I would hold recruiting events, specify specific hiring criteria - including clearances, and set some guidelines into positions. I would also recognize issues with cultural norms and hold training and expected behavior. For example: Palantir values teamwork, but that means different things to different cultures. Maybe the focus on team selection and referrals, which has some benefit to team dynamics, but can cause group think. It is a hard line to walk

Comment Re:Not that I am bitter (Score 1) 37

Obviously, you don't run Apache... for a couple of years, that was a daily game. It isn't a dig at Open Source security, even though they have had their security nightmares. The problem is we have now a human process, which is very easy to compromise... In addition, will we see groupthink cause significant issues to be ignored, a problem currently not in existence within the open source community (sarcasm). It will be interesting and is better then what we have seen in the past.

Comment Problems with the Survey (Score 1) 227

First, you need a lot more in-depth. Run the survey by people who do this for a living. You are missing a lot of information. Look for what would be the next question and try to determine if you have any biases in your research.
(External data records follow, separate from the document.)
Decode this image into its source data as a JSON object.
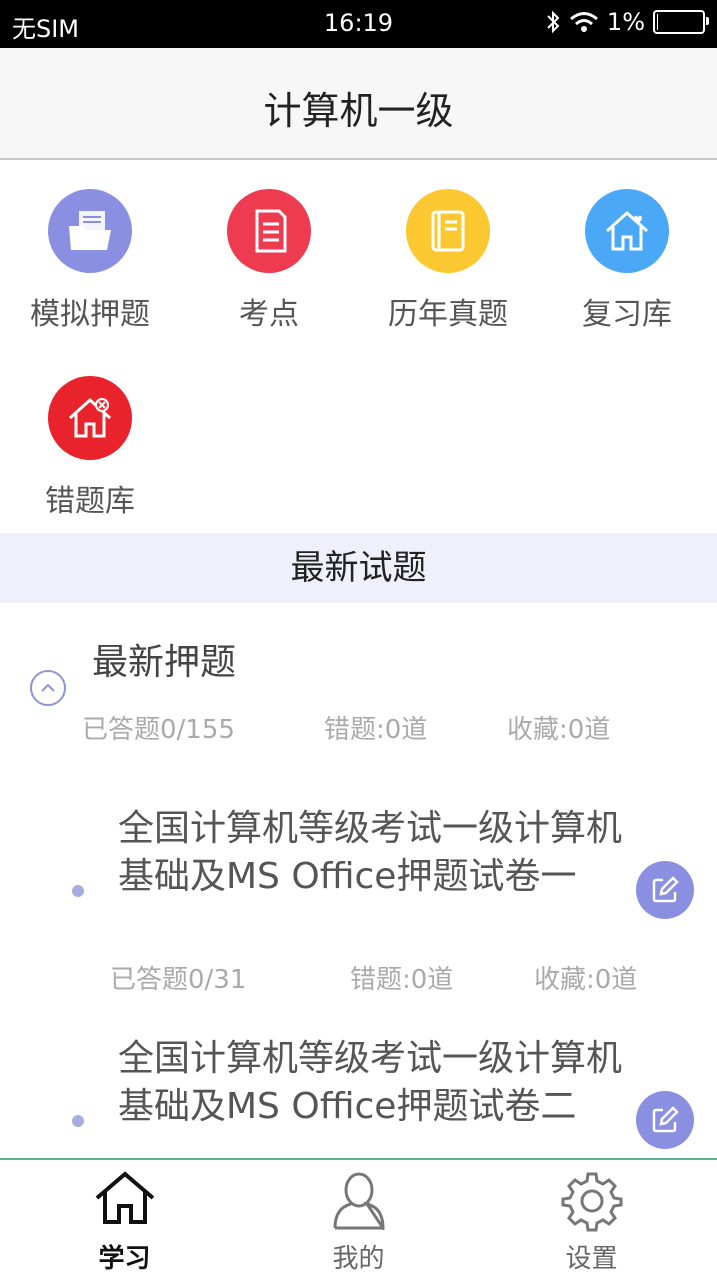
{
  "status_bar": {
    "carrier": "无SIM",
    "time": "16:19",
    "battery_percent": "1%",
    "battery_level": 0.01
  },
  "nav": {
    "title": "计算机一级"
  },
  "grid": [
    {
      "label": "模拟押题",
      "icon": "folder-icon",
      "color": "#8a8fe2"
    },
    {
      "label": "考点",
      "icon": "document-icon",
      "color": "#ee3b4f"
    },
    {
      "label": "历年真题",
      "icon": "book-icon",
      "color": "#fcc832"
    },
    {
      "label": "复习库",
      "icon": "home-heart-icon",
      "color": "#4aa8f7"
    },
    {
      "label": "错题库",
      "icon": "home-error-icon",
      "color": "#e8232c"
    }
  ],
  "section": {
    "title": "最新试题"
  },
  "group": {
    "title": "最新押题",
    "answered": "已答题0/155",
    "wrong": "错题:0道",
    "favorite": "收藏:0道"
  },
  "papers": [
    {
      "title": "全国计算机等级考试一级计算机基础及MS Office押题试卷一",
      "answered": "已答题0/31",
      "wrong": "错题:0道",
      "favorite": "收藏:0道"
    },
    {
      "title": "全国计算机等级考试一级计算机基础及MS Office押题试卷二",
      "answered": "",
      "wrong": "",
      "favorite": ""
    }
  ],
  "tabs": [
    {
      "label": "学习",
      "icon": "home-icon",
      "active": true
    },
    {
      "label": "我的",
      "icon": "person-icon",
      "active": false
    },
    {
      "label": "设置",
      "icon": "gear-icon",
      "active": false
    }
  ],
  "colors": {
    "accent": "#8a8fe2",
    "section_bg": "#eef0fb",
    "tab_border": "#5bb38a"
  }
}
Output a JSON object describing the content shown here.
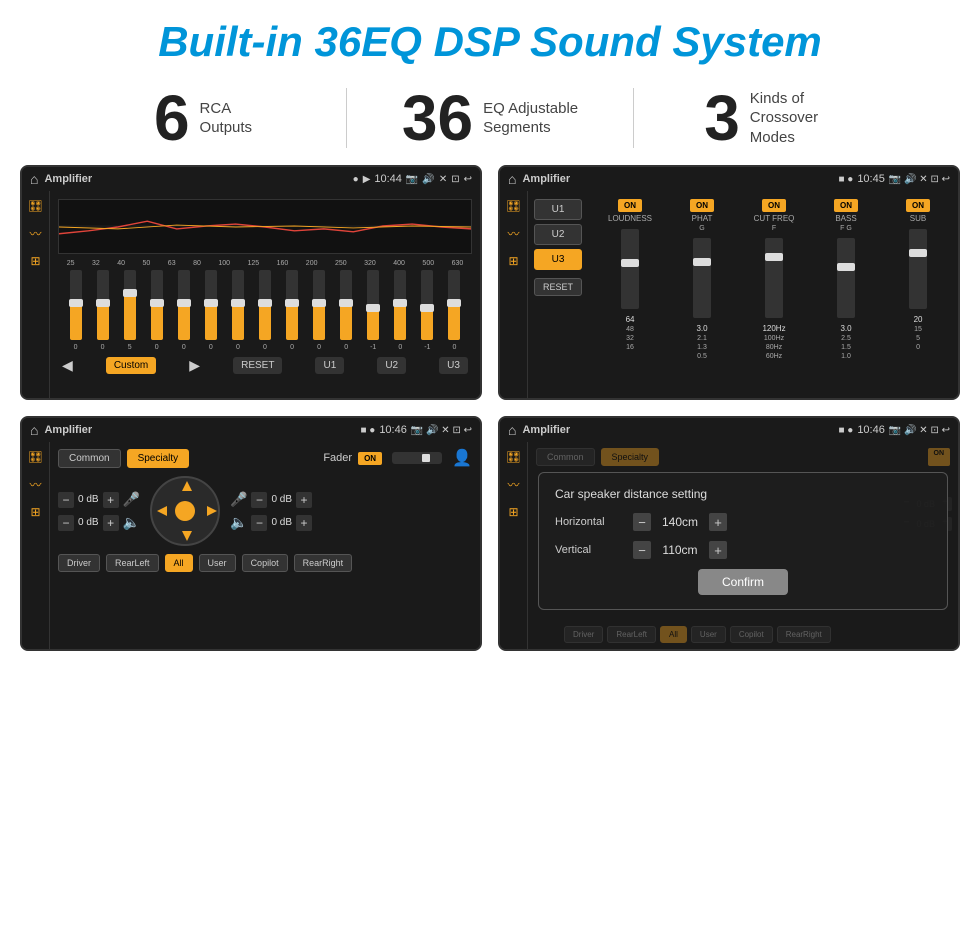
{
  "header": {
    "title": "Built-in 36EQ DSP Sound System"
  },
  "stats": [
    {
      "number": "6",
      "text_line1": "RCA",
      "text_line2": "Outputs"
    },
    {
      "number": "36",
      "text_line1": "EQ Adjustable",
      "text_line2": "Segments"
    },
    {
      "number": "3",
      "text_line1": "Kinds of",
      "text_line2": "Crossover Modes"
    }
  ],
  "screen1": {
    "statusbar": {
      "app": "Amplifier",
      "time": "10:44"
    },
    "eq_bands": [
      "25",
      "32",
      "40",
      "50",
      "63",
      "80",
      "100",
      "125",
      "160",
      "200",
      "250",
      "320",
      "400",
      "500",
      "630"
    ],
    "eq_values": [
      "0",
      "0",
      "5",
      "0",
      "0",
      "0",
      "0",
      "0",
      "0",
      "0",
      "0",
      "-1",
      "0",
      "-1",
      "0"
    ],
    "buttons": [
      "Custom",
      "RESET",
      "U1",
      "U2",
      "U3"
    ]
  },
  "screen2": {
    "statusbar": {
      "app": "Amplifier",
      "time": "10:45"
    },
    "presets": [
      "U1",
      "U2",
      "U3"
    ],
    "channels": [
      {
        "name": "LOUDNESS",
        "on": true
      },
      {
        "name": "PHAT",
        "on": true
      },
      {
        "name": "CUT FREQ",
        "on": true
      },
      {
        "name": "BASS",
        "on": true
      },
      {
        "name": "SUB",
        "on": true
      }
    ],
    "reset_label": "RESET"
  },
  "screen3": {
    "statusbar": {
      "app": "Amplifier",
      "time": "10:46"
    },
    "modes": [
      "Common",
      "Specialty"
    ],
    "fader_label": "Fader",
    "on_label": "ON",
    "vol_rows": [
      {
        "label": "0 dB"
      },
      {
        "label": "0 dB"
      },
      {
        "label": "0 dB"
      },
      {
        "label": "0 dB"
      }
    ],
    "bottom_buttons": [
      "Driver",
      "RearLeft",
      "All",
      "User",
      "Copilot",
      "RearRight"
    ]
  },
  "screen4": {
    "statusbar": {
      "app": "Amplifier",
      "time": "10:46"
    },
    "dialog": {
      "title": "Car speaker distance setting",
      "fields": [
        {
          "label": "Horizontal",
          "value": "140cm"
        },
        {
          "label": "Vertical",
          "value": "110cm"
        }
      ],
      "confirm_label": "Confirm"
    },
    "vol_rows": [
      {
        "label": "0 dB"
      },
      {
        "label": "0 dB"
      }
    ],
    "bottom_buttons": [
      "Driver",
      "RearLeft",
      "All",
      "User",
      "Copilot",
      "RearRight"
    ]
  }
}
For example, my company's personal device policy is based on safety more then security. I work for an EPC company and people jinking with devices while working in a construction site might put an eye out (literally) or worse. Let alone accidentally dropping a cellphone from a great height, into concrete, into nuclear containment, into turbine, etc... we have issues with people texting and driving... a crane, forklift, yard dog, etc... These can be bad things. The security and productivity fears of most management is nothing compared to the fears we face in the heavy industry environment. Ever want to explain to a customer why the multi-million dollar turbine was destroyed because someone dropped their cellphone into the system?

We also have security issues, such as SUNSI information. Just don't whip out the phone and start taking pictures willy nilly and we will be fine. If not, have fun with your talk to the nice guys with the guns.
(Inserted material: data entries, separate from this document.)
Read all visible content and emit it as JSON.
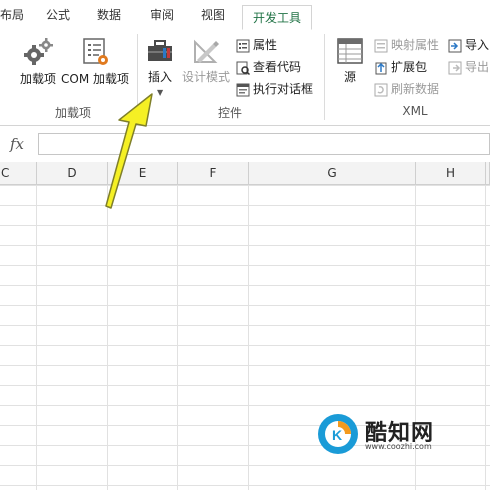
{
  "tabs": [
    {
      "label": "布局",
      "visible_text": "布局"
    },
    {
      "label": "公式"
    },
    {
      "label": "数据"
    },
    {
      "label": "审阅"
    },
    {
      "label": "视图"
    },
    {
      "label": "开发工具",
      "active": true
    }
  ],
  "ribbon": {
    "addins_group": {
      "label": "加载项",
      "buttons": [
        {
          "label": "加载项",
          "icon": "gear-icon"
        },
        {
          "label": "COM 加载项",
          "icon": "com-addin-icon"
        }
      ]
    },
    "controls_group": {
      "label": "控件",
      "insert_label": "插入",
      "design_mode_label": "设计模式",
      "small_buttons": [
        {
          "label": "属性",
          "icon": "properties-icon"
        },
        {
          "label": "查看代码",
          "icon": "view-code-icon"
        },
        {
          "label": "执行对话框",
          "icon": "run-dialog-icon"
        }
      ]
    },
    "xml_group": {
      "label": "XML",
      "source_label": "源",
      "small_buttons": [
        {
          "label": "映射属性",
          "icon": "map-properties-icon",
          "disabled": true
        },
        {
          "label": "扩展包",
          "icon": "expansion-pack-icon",
          "disabled": false
        },
        {
          "label": "刷新数据",
          "icon": "refresh-data-icon",
          "disabled": true
        }
      ],
      "right_buttons": [
        {
          "label": "导入",
          "icon": "import-icon"
        },
        {
          "label": "导出",
          "icon": "export-icon"
        }
      ]
    }
  },
  "formula_bar": {
    "fx_label": "fx",
    "value": ""
  },
  "columns": [
    "C",
    "D",
    "E",
    "F",
    "G",
    "H"
  ],
  "watermark": {
    "title": "酷知网",
    "url": "www.coozhi.com"
  },
  "colors": {
    "accent": "#217346",
    "arrow": "#f5f024",
    "arrow_outline": "#8a8a2a",
    "watermark_blue": "#1a9bd7",
    "watermark_orange": "#f39a1e"
  }
}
Productivity / control is our last worry. Someone will usually get a talking to if it is really egregious, but usually we don't care if you are getting the job done. The manager who does usually gets a talking to... That said... don't take a picture of your rear on a bucket and post on Facebook about how you don't do any work on the construction site... might be career limiting. Seriously...
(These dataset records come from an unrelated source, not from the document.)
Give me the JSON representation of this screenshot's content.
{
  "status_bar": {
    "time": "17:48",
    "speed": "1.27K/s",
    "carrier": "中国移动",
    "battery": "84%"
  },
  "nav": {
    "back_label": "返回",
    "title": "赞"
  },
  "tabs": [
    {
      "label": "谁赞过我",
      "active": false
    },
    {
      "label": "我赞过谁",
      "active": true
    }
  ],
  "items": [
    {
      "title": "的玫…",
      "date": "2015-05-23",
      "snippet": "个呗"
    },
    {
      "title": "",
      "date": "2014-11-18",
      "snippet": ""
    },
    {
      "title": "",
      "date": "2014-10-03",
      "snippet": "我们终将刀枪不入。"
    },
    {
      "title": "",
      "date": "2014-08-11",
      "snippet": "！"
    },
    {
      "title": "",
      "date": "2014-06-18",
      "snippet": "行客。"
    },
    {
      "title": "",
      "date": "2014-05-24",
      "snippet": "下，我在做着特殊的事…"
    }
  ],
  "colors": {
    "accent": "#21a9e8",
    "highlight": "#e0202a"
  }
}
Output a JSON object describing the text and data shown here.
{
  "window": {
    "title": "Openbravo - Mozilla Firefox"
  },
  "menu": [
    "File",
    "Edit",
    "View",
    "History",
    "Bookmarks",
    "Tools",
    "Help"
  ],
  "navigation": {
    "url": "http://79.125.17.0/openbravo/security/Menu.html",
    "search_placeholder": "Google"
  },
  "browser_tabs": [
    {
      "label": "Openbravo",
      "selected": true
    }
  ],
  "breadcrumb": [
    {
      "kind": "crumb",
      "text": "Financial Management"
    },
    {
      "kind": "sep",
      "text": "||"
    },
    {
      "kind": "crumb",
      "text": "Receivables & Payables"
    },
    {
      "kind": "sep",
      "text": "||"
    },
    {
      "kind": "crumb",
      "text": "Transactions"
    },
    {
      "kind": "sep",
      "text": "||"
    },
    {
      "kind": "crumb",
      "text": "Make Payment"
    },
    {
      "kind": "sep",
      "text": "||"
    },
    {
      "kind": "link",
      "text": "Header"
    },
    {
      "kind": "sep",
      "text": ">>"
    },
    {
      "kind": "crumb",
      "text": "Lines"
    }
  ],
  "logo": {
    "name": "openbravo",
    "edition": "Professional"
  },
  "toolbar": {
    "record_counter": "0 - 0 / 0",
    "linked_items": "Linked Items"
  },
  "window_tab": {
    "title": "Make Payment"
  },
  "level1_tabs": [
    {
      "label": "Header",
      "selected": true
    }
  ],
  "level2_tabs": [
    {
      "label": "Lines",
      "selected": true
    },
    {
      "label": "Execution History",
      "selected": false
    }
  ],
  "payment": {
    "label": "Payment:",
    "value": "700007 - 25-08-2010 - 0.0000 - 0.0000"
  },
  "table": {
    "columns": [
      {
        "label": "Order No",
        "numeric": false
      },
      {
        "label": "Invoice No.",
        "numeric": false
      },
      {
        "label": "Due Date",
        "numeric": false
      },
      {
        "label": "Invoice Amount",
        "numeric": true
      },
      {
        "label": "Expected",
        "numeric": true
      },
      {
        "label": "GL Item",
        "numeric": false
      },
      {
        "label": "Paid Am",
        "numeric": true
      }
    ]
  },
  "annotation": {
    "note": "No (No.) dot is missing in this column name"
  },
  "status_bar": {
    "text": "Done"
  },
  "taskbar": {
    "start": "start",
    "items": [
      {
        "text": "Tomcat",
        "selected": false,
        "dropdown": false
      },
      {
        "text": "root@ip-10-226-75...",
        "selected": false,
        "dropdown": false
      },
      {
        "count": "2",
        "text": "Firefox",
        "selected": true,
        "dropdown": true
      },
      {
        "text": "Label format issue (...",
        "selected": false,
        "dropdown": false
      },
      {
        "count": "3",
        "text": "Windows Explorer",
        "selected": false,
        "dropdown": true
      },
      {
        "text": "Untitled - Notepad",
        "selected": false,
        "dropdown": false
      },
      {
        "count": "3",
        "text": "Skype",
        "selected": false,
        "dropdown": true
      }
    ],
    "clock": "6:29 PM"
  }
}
Comment MUMPS (Score 1) 166

As a former MUMPS programmer, yeah; it is bs. Modern languages do a better job in data management. However, certain health care systems do an EPIC job in pushing for obscure languages and technologies - like a message queuing database with a VB middle-ware layer to make it talk like a mainframe. Probably has something to do with lock-in and consulting... Yet, we have to push data into a relational data warehouse to do anything useful with it. SSIS and relational for the win.

Comment The advantage/disadvantage of my height (Score 1) 340

So, I am over 6 feet tall and have used standing and sitting desks. My recommendation, both. When answering emails and other admin work (time sheets anyone - the joys of line supervision...) I usually stand at my kitchen bar / in the break area, or on a low cabinet attached to my desk. Analysis and think work, I sit. Here is the magic trick...

I get up and walk around. I will do some work in some of the work cubby areas we have for really small meetings. Answer emails at the lake patio, Schedule walking meetings. Don't stay in once place for hours at a time staring at a screen. Make no meeting longer then an hour... 20 minutes focused meeting are the best. Change your perspective, it helps.

Just in case you are curious... I am one productive individual and my team is commonly cited for how much they get done and how well they balance work / life.